Since last year, when I took my son to the river, he had been amused by signposts stating that this is Sanba He — March 8 River, a paean to womanhood as March 8 is Women’s Day.

Some elderly residents nearby were unhappy with this new appellation, claiming that its old name of Yangjinggang dated back to 700 years ago, while Sanba River refers only to a 6-kilometer waterway further south, excavated around 1960 and named in tribute to female laborers on the project.

What’s in a name

These disgruntled residents had their grievances aired in a series of reports in June in the Oriental Morning Post. In deference to local sentiments, new signposts with the old name Yangjinggang were erected.

Although a storm in a teacup, this incident drew my attention to the history of this place that I now call home.

According to a report in the newspaper on June 17, the name Yangjing dates back at least to 1291, during the Yuan Dynasty (1271-1368). The river gave its name to Yangjing Town and then Yangjing Middle School, the first public middle school in Pudong.

Yangjing Town used to be crisscrossed by dozens of other rivers, large and small, and at a time when rivers served as arteries of traffic, the town grew into a thriving hub of commerce.

Early last century, its 620-meter main street was lined with more than 300 shops selling goods of almost every conceivable kind — from mundane daily necessities to fine cloth and jewelry.

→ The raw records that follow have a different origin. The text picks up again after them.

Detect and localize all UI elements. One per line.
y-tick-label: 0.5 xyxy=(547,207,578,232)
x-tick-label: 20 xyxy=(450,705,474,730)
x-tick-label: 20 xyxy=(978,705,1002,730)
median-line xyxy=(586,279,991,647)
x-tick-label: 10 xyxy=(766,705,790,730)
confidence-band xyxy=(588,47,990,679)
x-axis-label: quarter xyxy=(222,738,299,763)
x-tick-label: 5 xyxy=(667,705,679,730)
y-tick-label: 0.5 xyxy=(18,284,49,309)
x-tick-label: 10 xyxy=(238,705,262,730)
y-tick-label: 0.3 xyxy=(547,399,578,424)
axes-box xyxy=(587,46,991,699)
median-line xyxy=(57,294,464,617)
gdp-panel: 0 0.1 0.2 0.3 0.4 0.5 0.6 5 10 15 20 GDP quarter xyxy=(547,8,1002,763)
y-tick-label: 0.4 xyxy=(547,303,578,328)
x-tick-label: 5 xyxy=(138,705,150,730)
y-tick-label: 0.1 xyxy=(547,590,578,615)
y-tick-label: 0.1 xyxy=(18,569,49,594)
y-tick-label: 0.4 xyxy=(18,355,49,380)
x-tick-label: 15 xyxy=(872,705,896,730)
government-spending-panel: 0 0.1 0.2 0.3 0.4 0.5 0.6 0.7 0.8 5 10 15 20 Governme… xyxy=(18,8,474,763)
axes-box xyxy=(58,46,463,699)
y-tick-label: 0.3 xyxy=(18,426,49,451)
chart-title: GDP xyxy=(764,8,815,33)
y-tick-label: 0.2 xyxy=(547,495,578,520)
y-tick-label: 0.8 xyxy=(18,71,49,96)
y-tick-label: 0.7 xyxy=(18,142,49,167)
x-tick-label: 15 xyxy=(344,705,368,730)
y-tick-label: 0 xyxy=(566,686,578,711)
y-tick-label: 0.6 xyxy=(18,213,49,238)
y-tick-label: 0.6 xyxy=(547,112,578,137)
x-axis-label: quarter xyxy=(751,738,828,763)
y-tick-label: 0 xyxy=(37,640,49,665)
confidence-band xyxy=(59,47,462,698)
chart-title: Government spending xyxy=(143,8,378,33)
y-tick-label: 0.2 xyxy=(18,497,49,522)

Alas, today neither the river nor its surroundings suggest any of its erstwhile prosperity, as many vestiges of the past had been erased. The only physical remains that might suggest the past age are a dilapidated partly wooden house on the bank — an incongruity in a carefully managed landscape of statues, squares and ornamental painted walls, all aimed at confirming our faith in progress.

To many people, such structures can be viewed as anathema to progress: the antiquated black tiles; the decrepit ivy-clad walls; the cramped living quarters in stark contrast to the luxury of a small courtyard with carefully placed pots of plants. Yet such places are more evocative of the manner of life in bygone years than all the expensive but tasteless fakes and monuments erected in memory of the past.

Many parts of China have been so thoroughly taken up with modernity that a lot of old structures must fight a battle to justify their existence.

On the same page of the newspaper where the river name dispute was related was coverage about the old house of Lu in Tiantong Lu, Zhabei District.

Labeled “protected” in April 2004, it has since fallen into ruin, blamed on greedy developers as well as general decay that inevitably comes over such neighborhoods when most inhabitants are relocated.

Today there is a fashionable mass movement called tourism, whereby you travel long distances to be regaled with tales about the circumstances of other people. We are, by comparison, often indifferent to our own conditions, which used to be unique, but are today constantly brought up to standards (or formatted).

Thus for all the differences that used to mark Shanghai and Beijing, over the past 18 years our cities have been subject to a powerful homogenization influence, with Beijing and Shanghai vying with each other to erect the most outlandish buildings. As a result, in areas not dominated by a landmark, these days it is quite a challenge to tell one from the other.